De primo frigido

Plutarch

Plutarch. Plutarch's Morals, Vol. V. Goodwin, William W., editor; Fetherstone, F., translator. Boston: Little, Brown, and Company; Cambridge: Press of John Wilson and Son, 1874.

But this is nothing to the question. For we have shown that there are many cold things which are bright and transparent, and many hot things which are obscure and dark. But ponderosity, stability, density, and immutability are qualities more properly belonging to cold, of none of which the air partakes, but of all of which the earth has a far greater share than the water. And yet in all these things cold, by the judgment of sense itself, appears to be hard, to cause hardness, and to make resistance. For Theophrastus tells us of fish that have been frozen by extremity of cold, when they have chanced to bounce ashore, that their bodies have been broken and crumbled to pieces like a vessel of glass or potter’s clay. You yourself have heard at Delphi, how that certain persons ascending to the top of Parnassus to succor the Thyades that were overtaken with a violent storm of wind and hail, their coats were frozen so hard and into a substance so like wood, that being spread upon the ground they broke and crumbled to pieces. It also stiffens the nerves and deprives the tongue of motion, congealing the moist and softer parts of the body.

This being obvious to sight, let us consider the effect. Every faculty, wherever it prevails, changes into itself whatever it overcomes. Thus whatever is overcome by heat is set on fire; that which is vanquished by wind is changed into air. That which falls into water becomes well moistened, unless quickly saved. Of necessity, therefore, those things which are violently affected by cold must be changed into the primitive cold. For freezing is an excess of refrigeration; which congelation ends in alteration and petrifaction, when the cold, prevailing every way, congeals the liquid substance and presses forth the heat; so that the bottom of the earth is, as it were, a kind of congelation, and altogether ice. For there the cold inhabits simple and unmixed, and removed hard and rigid at

the greatest distance from the sky. But as for those things which are conspicuous, as rocks and precipices, Empedocles believes them to be thrust forth and supported by the fire that burns in the bottom of the earth. Which appears the more, in regard that, wherever the heat is pressed forth and vanishes away, all those things are congealed or stiffened by the cold; and therefore congelations are called πάγοι (stiffened). And the extremities of many things where heat fails, growing black, make them look like brands when the fire is out. For cold congeals some things more, some things less; more especially such things wherein it is primitively existent. For as, if it be the nature of hot to render light, that which is hottest is lightest; if of moist to soften, that which is moistest is softest; so if it be the nature of cold to congeal, of necessity that which is coldest must be most congealed,—that is to say the earth,—and that which is most cold must be that which is by nature and primitively cold, which is no more than what is apparent to sense. For mud is colder than water, and earth being thrown upon fire puts it out. Your smiths also, when their iron is melted and red hot, strew upon it the dust of marble to cool it and stop the running of it too fluidly. Dust also cools the bodies of the wrestlers, and dries up their sweat.
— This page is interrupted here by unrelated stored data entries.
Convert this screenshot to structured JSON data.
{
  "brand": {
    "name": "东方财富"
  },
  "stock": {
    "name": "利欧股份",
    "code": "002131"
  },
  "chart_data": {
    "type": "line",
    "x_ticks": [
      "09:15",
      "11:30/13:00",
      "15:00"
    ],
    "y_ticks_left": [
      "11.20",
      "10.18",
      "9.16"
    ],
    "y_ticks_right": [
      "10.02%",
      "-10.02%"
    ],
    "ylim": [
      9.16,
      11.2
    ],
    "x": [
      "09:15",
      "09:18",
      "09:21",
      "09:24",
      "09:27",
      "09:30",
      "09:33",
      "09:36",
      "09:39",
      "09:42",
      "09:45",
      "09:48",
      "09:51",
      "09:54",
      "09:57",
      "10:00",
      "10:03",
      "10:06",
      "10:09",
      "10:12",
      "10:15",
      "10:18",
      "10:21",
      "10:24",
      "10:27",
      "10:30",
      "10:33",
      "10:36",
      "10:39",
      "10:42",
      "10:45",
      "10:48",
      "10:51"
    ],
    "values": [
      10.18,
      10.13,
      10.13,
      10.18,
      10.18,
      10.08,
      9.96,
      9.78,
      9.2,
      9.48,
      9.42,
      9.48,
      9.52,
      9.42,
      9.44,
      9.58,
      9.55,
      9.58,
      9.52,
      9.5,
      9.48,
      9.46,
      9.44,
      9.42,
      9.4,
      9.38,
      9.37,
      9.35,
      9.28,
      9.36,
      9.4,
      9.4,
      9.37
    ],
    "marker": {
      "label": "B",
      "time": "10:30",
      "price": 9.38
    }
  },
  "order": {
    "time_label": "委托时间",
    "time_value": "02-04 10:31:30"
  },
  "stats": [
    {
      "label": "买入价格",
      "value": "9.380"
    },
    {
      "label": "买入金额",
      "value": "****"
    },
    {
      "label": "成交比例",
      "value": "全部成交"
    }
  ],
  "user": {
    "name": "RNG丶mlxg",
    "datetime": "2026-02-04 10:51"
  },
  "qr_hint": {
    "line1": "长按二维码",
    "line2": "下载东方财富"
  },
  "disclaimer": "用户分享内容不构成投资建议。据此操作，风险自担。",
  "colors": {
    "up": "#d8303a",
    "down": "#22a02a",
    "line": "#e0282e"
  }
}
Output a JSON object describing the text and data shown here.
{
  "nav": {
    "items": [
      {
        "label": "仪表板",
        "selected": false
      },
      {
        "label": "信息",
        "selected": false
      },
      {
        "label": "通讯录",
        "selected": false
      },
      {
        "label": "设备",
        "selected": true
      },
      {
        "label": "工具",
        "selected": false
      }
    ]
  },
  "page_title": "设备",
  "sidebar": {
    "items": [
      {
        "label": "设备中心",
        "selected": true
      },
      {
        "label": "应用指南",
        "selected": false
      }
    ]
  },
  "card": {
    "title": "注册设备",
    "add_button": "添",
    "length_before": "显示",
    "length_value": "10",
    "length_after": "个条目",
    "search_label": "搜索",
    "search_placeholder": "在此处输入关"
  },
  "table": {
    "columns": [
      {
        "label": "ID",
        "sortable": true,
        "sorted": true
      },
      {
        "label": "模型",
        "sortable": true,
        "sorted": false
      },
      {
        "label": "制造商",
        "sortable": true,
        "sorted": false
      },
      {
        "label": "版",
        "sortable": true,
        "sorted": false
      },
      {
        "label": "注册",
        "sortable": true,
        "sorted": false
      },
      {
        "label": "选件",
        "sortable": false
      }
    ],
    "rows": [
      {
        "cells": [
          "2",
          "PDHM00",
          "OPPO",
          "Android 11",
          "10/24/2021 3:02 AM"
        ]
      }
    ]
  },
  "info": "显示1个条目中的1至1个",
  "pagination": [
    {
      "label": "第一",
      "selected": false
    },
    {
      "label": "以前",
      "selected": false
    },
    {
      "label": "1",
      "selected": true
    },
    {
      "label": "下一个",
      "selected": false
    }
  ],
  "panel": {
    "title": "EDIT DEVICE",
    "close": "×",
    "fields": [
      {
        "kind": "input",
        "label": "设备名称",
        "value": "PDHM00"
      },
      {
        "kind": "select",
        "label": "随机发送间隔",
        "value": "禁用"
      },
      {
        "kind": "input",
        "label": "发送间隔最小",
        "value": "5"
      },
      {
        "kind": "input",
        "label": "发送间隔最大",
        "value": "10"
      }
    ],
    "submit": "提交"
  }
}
To go no farther, what means our own yearly practice to alter our lodgings and habitations, while we remove in the winter so far as we can into the upper parts of our buildings, but in the summer descend again and seek convenient refuge in the lower edifices, sometimes enjoying ourselves under ground in the very arms of the earth? Do we not do it, as being guided by our senses for coolness’s sake to the earth, and thereby acknowledging that to be the seat of primitive cold? And certainly our coveting to live near the sea in winter may be thought to be a kind of flight from the earth, since we seem to forsake it,

as far as we can, by reason of the nipping frosts, and run to encircle themselves with the air of the sea for warmth’s sake; and then again in the summer, by reason of the scorching heat, we desire the earth-born upland air, not because it is cold of itself, but because it had its original and blossomed from the primitive natural cold, and is imbued with that power which is in the earth, as iron is imbued with the virtue of the water wherein it is quenched. Then again, of river waters we find those are the coldest that flow upon gravel and stones and fall down from mountains; and of well-waters, those which are in the deepest wells. For with these the exterior air is no longer mixed, by reason of the depth of the wells, and the other arise out of the pure and unmixed earth; like the river that falls from the mountain Taenarum, which they call the water of Styx, rising out of a rock with a parsimonious spring, but so cold that no other vessel except the hoof of an ass will hold it; for all other sorts of vessels it breaks and cracks to pieces.